Data-Culling-Techniques-in-eDiscovery-Graphic-2
  • Email Threading

    Email threads refers to the sequence of emails sent as a reply to the original email. Depending on the context, these threads can be very long. In the email threading process, related emails are grouped together for a more efficient review and analysis process.

  • Clustering

    Clustering is a form of unsupervised machine learning that creates groups of similar items together. It enables the users to recognize the topics or characteristics that make that data similar. This way, you can optimize your workflow by taking action on the whole group of items.

  • Near Duplication

    With a near duplication tool, you can identify data that is at least 50% similar in the contents of its text. These files can be repetitive email threads or multiple versions of the same file with small modifications.

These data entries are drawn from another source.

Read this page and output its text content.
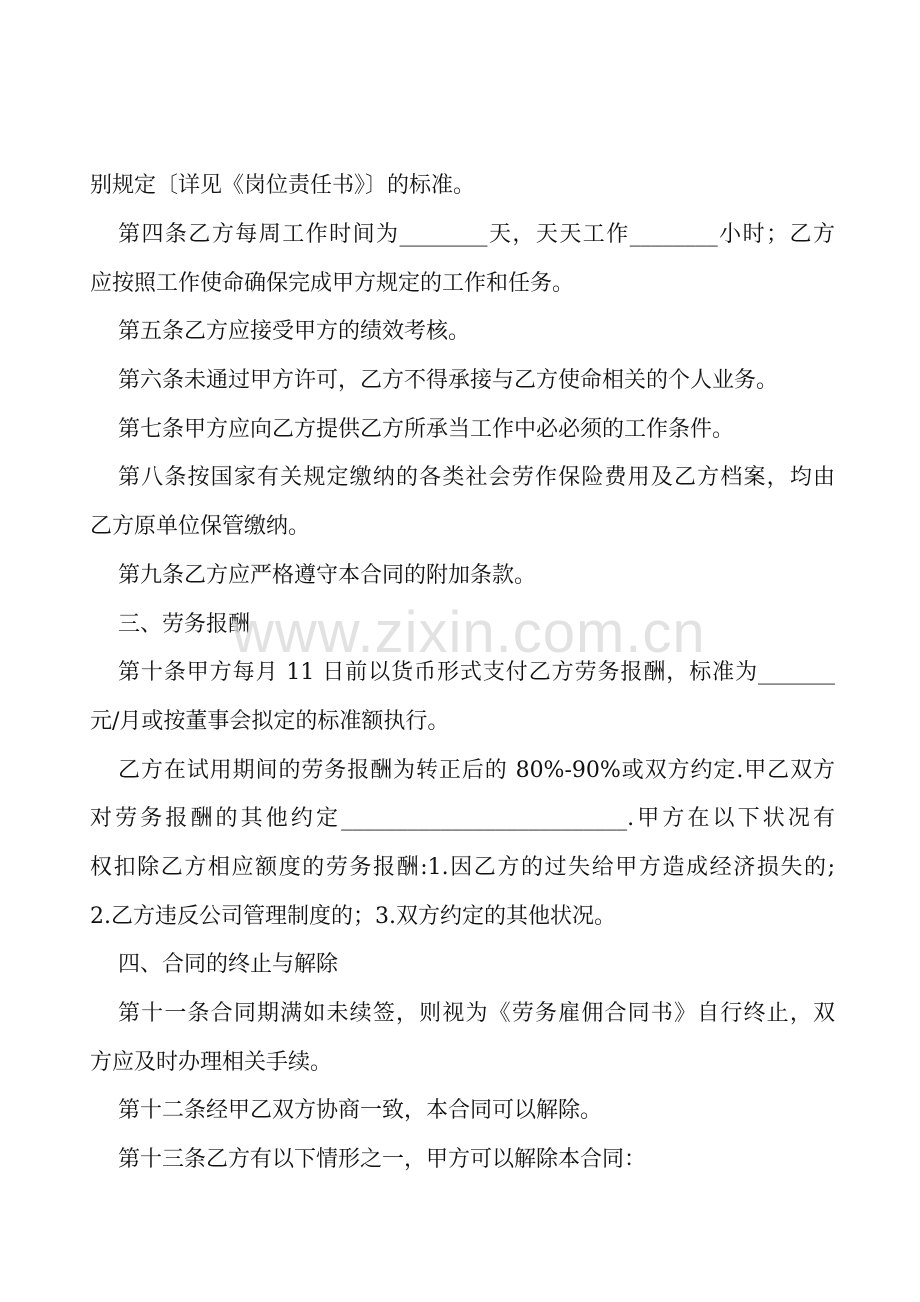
别规定〔详见《岗位责任书》〕的标准。
第四条乙方每周工作时间为________天，天天工作________小时；乙方
应按照工作使命确保完成甲方规定的工作和任务。
第五条乙方应接受甲方的绩效考核。
第六条未通过甲方许可，乙方不得承接与乙方使命相关的个人业务。
第七条甲方应向乙方提供乙方所承当工作中必必须的工作条件。
第八条按国家有关规定缴纳的各类社会劳作保险费用及乙方档案，均由
乙方原单位保管缴纳。
第九条乙方应严格遵守本合同的附加条款。
三、劳务报酬
第十条甲方每月 11 日前以货币形式支付乙方劳务报酬，标准为_______
元/月或按董事会拟定的标准额执行。
乙方在试用期间的劳务报酬为转正后的 80%-90%或双方约定.甲乙双方
对劳务报酬的其他约定__________________________.甲方在以下状况有
权扣除乙方相应额度的劳务报酬:1.因乙方的过失给甲方造成经济损失的;
2.乙方违反公司管理制度的；3.双方约定的其他状况。
四、合同的终止与解除
第十一条合同期满如未续签，则视为《劳务雇佣合同书》自行终止，双
方应及时办理相关手续。
第十二条经甲乙双方协商一致，本合同可以解除。
第十三条乙方有以下情形之一，甲方可以解除本合同：
www.zixin.com.cn
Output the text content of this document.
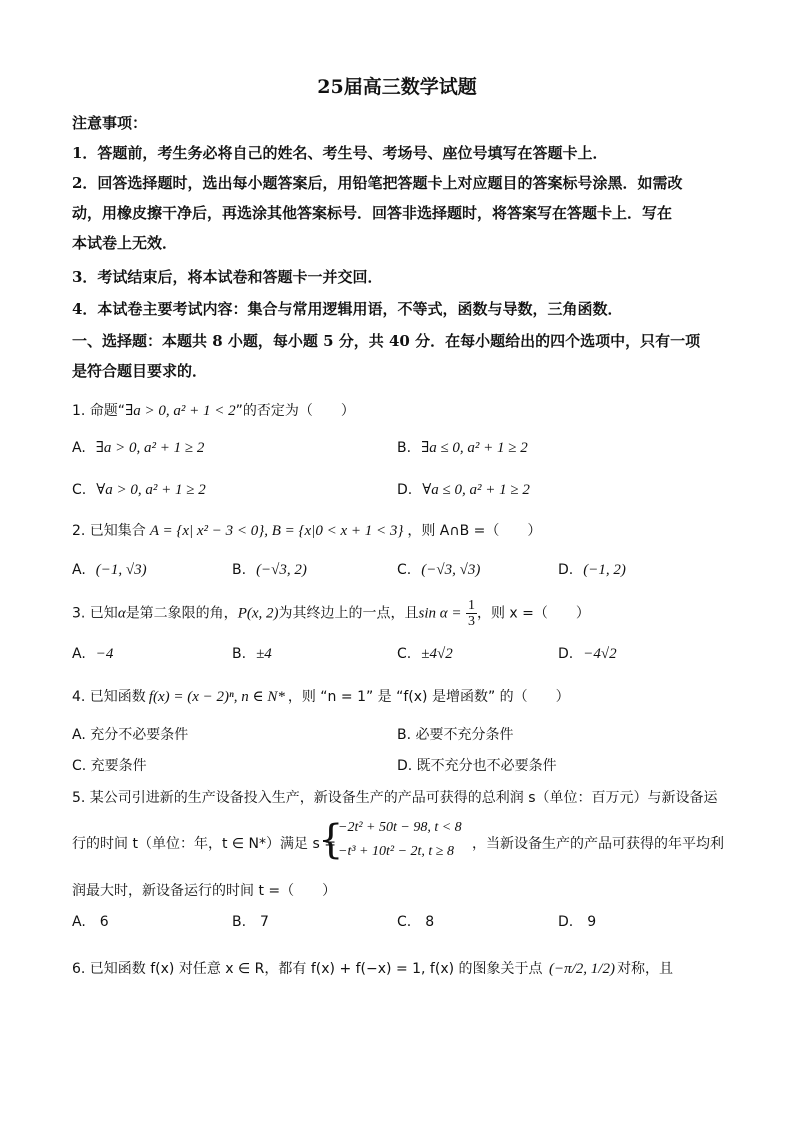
25届高三数学试题
注意事项：
1．答题前，考生务必将自己的姓名、考生号、考场号、座位号填写在答题卡上．
2．回答选择题时，选出每小题答案后，用铅笔把答题卡上对应题目的答案标号涂黑．如需改
动，用橡皮擦干净后，再选涂其他答案标号．回答非选择题时，将答案写在答题卡上．写在
本试卷上无效．
3．考试结束后，将本试卷和答题卡一并交回．
4．本试卷主要考试内容：集合与常用逻辑用语，不等式，函数与导数，三角函数．
一、选择题：本题共 8 小题，每小题 5 分，共 40 分．在每小题给出的四个选项中，只有一项
是符合题目要求的．
1. 命题“∃a > 0, a² + 1 < 2”的否定为（　　）
A. ∃a > 0, a² + 1 ≥ 2	B. ∃a ≤ 0, a² + 1 ≥ 2
C. ∀a > 0, a² + 1 ≥ 2	D. ∀a ≤ 0, a² + 1 ≥ 2
2. 已知集合 A = {x| x² − 3 < 0}, B = {x|0 < x + 1 < 3} ，则 A∩B =（　　）
A. (−1, √3)	B. (−√3, 2)	C. (−√3, √3)	D. (−1, 2)
3. 已知α是第二象限的角，P(x, 2)为其终边上的一点，且$\sin \alpha = \frac{1}{3}$ ，则 x =（　　）
A. −4	B. ±4	C. ±4√2	D. −4√2
4. 已知函数 f(x) = (x − 2)ⁿ, n ∈ N* ，则 “n = 1” 是 “f(x) 是增函数” 的（　　）
A. 充分不必要条件	B. 必要不充分条件
C. 充要条件	D. 既不充分也不必要条件
5. 某公司引进新的生产设备投入生产，新设备生产的产品可获得的总利润 s（单位：百万元）与新设备运
行的时间 t（单位：年，t ∈ N*）满足 s =
{
−2t² + 50t − 98, t < 8
−t³ + 10t² − 2t, t ≥ 8 ，当新设备生产的产品可获得的年平均利
润最大时，新设备运行的时间 t =（　　）
A.　6	B.　7	C.　8	D.　9
6. 已知函数 f(x) 对任意 x ∈ R，都有 f(x) + f(−x) = 1, f(x) 的图象关于点 (−π/2, 1/2) 对称，且
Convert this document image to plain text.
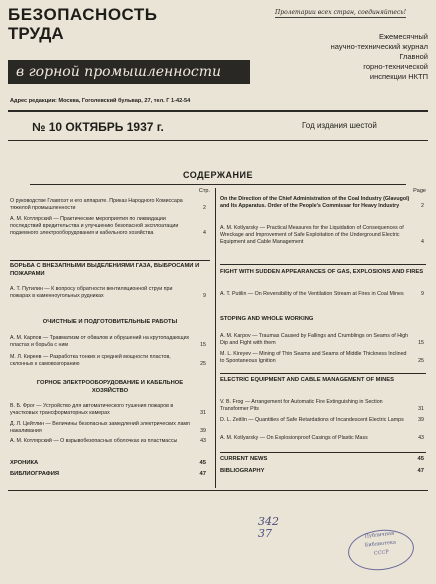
БЕЗОПАСНОСТЬ
ТРУДА
Пролетарии всех стран, соединяйтесь!
в горной промышленности
Ежемесячный
научно-технический журнал
Главной
горно-технической
инспекции НКТП
Адрес редакции: Москва, Гоголевский бульвар, 27, тел. Г 1-42-54
№ 10 ОКТЯБРЬ 1937 г.	Год издания шестой
СОДЕРЖАНИЕ
Стр.
О руководстве Главгоэт и его аппарате. Приказ Народного Комиссара тяжелой промышленности	2
А. М. Котлярский — Практические мероприятия по ликвидации последствий вредительства и улучшению безопасной эксплоатации подземного электрооборудования и кабельного хозяйства	4
БОРЬБА С ВНЕЗАПНЫМИ ВЫДЕЛЕНИЯМИ ГАЗА, ВЫБРОСАМИ И ПОЖАРАМИ
А. Т. Путилин — К вопросу обратности вентиляционной струи при пожарах в каменноугольных рудниках	9
ОЧИСТНЫЕ И ПОДГОТОВИТЕЛЬНЫЕ РАБОТЫ
А. М. Карпов — Травматизм от обвалов и обрушений на крутопадающих пластах и борьба с ним	15
М. Л. Киреев — Разработка тонких и средней мощности пластов, склонных к самовозгоранию	25
ГОРНОЕ ЭЛЕКТРООБОРУДОВАНИЕ И КАБЕЛЬНОЕ ХОЗЯЙСТВО
В. Б. Фрог — Устройство для автоматического тушения пожаров в участковых трансформаторных камерах	31
Д. Л. Цейтлин — Величины безопасных замедлений электрических ламп накаливания	39
А. М. Котлярский — О взрывобезопасных оболочках из пластмассы	43
ХРОНИКА	45
БИБЛИОГРАФИЯ	47
Page
On the Direction of the Chief Administration of the Coal Industry (Glavugol) and Its Apparatus. Order of the People's Commissar for Heavy Industry	2
A. M. Kotlyarsky — Practical Measures for the Liquidation of Consequences of Wreckage and Improvement of Safe Exploitation of the Underground Electric Equipment and Cable Management	4
FIGHT WITH SUDDEN APPEARANCES OF GAS, EXPLOSIONS AND FIRES
A. T. Putilin — On Reversibility of the Ventilation Stream at Fires in Coal Mines	9
STOPING AND WHOLE WORKING
A. M. Karpov — Traumas Caused by Fallings and Crumblings on Seams of High Dip and Fight with them	15
M. L. Kireyev — Mining of Thin Seams and Seams of Middle Thickness Inclined to Spontaneous Ignition	25
ELECTRIC EQUIPMENT AND CABLE MANAGEMENT OF MINES
V. B. Frog — Arrangement for Automatic Fire Extinguishing in Section Transformer Pits	31
D. L. Zeitlin — Quantities of Safe Retardations of Incandescent Electric Lamps	39
A. M. Kotlyarsky — On Explosionproof Casings of Plastic Mass	43
CURRENT NEWS	45
BIBLIOGRAPHY	47
342
37	Публичная
Библиотека
СССР
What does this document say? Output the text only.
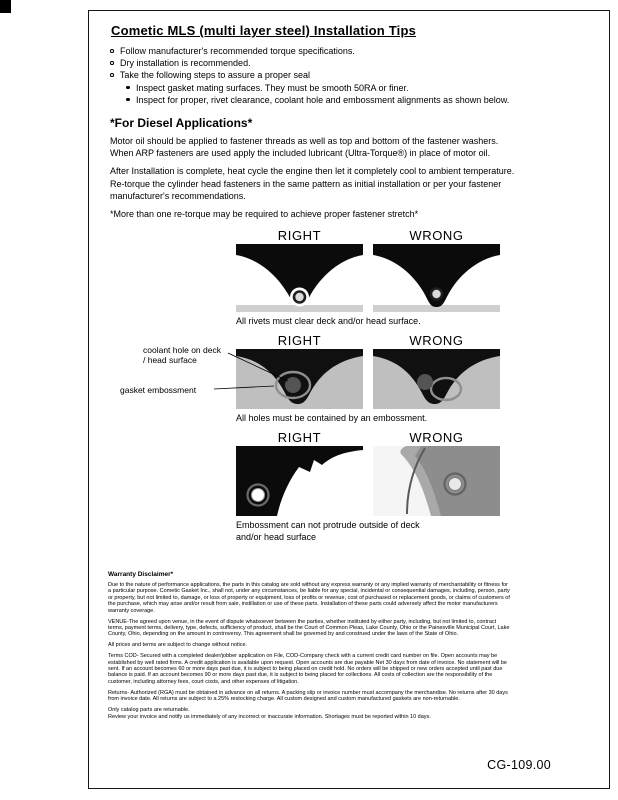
Cometic MLS (multi layer steel) Installation Tips
Follow manufacturer's recommended torque specifications.
Dry installation is recommended.
Take the following steps to assure a proper seal
Inspect gasket mating surfaces. They must be smooth 50RA or finer.
Inspect for proper, rivet clearance, coolant hole and embossment alignments as shown below.
*For Diesel Applications*

Motor oil should be applied to fastener threads as well as top and bottom of the fastener washers. When ARP fasteners are used apply the included lubricant (Ultra-Torque®) in place of motor oil.

After Installation is complete, heat cycle the engine then let it completely cool to ambient temperature. Re-torque the cylinder head fasteners in the same pattern as initial installation or per your fastener manufacturer's recommendations.

*More than one re-torque may be required to achieve proper fastener stretch*

RIGHT	WRONG

All rivets must clear deck and/or head surface.

coolant hole on deck / head surface
gasket embossment
RIGHT	WRONG

All holes must be contained by an embossment.

RIGHT	WRONG

Embossment can not protrude outside of deck and/or head surface

Warranty Disclaimer*

Due to the nature of performance applications, the parts in this catalog are sold without any express warranty or any implied warranty of merchantability or fitness for a particular purpose. Cometic Gasket Inc., shall not, under any circumstances, be liable for any special, incidental or consequential damages, including, person, party or property, but not limited to, damage, or loss of property or equipment, loss of profits or revenue, cost of purchased or replacement goods, or claims of customers of the purchase, which may arise and/or result from sale, instillation or use of these parts. Installation of these parts could adversely affect the motor manufacturers warranty coverage.

VENUE-The agreed upon venue, in the event of dispute whatsoever between the parties, whether instituted by either party, including, but not limited to, contract terms, payment terms, delivery, type, defects, sufficiency of product, shall be the Court of Common Pleas, Lake County, Ohio or the Painesville Municipal Court, Lake County, Ohio, depending on the amount in controversy. This agreement shall be governed by and construed under the laws of the State of Ohio.

All prices and terms are subject to change without notice.

Terms COD- Secured with a completed dealer/jobber application on File, COD-Company check with a current credit card number on file. Open accounts may be established by well rated firms. A credit application is available upon request. Open accounts are due payable Net 30 days from date of invoice. No statement will be sent. If an account becomes 60 or more days past due, it is subject to being placed on credit hold. No orders will be shipped or new orders accepted until past due balance is paid. If an account becomes 90 or more days past due, it is subject to being placed for collections. All costs of collection are the responsibility of the customer, including attorney fees, court costs, and other expenses of litigation.

Returns- Authorized (RGA) must be obtained in advance on all returns. A packing slip or invoice number must accompany the merchandise. No returns after 30 days from invoice date. All returns are subject to a 25% restocking charge. All custom designed and custom manufactured gaskets are non-returnable.

Only catalog parts are returnable.

Review your invoice and notify us immediately of any incorrect or inaccurate information. Shortages must be reported within 10 days.

CG-109.00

  • Technology Assisted Review

    Technology Assisted Review (TAR) handles the eDiscovery review process using algorithms capable of classifying documents with the help of expert reviewers. It is more accurate, thorough, and faster than human review alone. Using TAR through eDiscovery solutions such as Casepoint, you can expedite the document collection process.

  • Sentiment Analysis

    Using a sentiment analysis tool allows you to extract positive or negative viewpoints and emotions expressed in a text automatically. This enables you to prioritize relevant data for review and identify them faster.

Conclusion

Thanks to the concurrent data volume explosion and the increased pressure to reduce costs, law firms need to focus on culling techniques. Avoiding over-collection and streamlining the eDiscovery process has become more important than ever. Fortunately, there are eDiscovery solutions that can help you manage your data culling process more efficiently.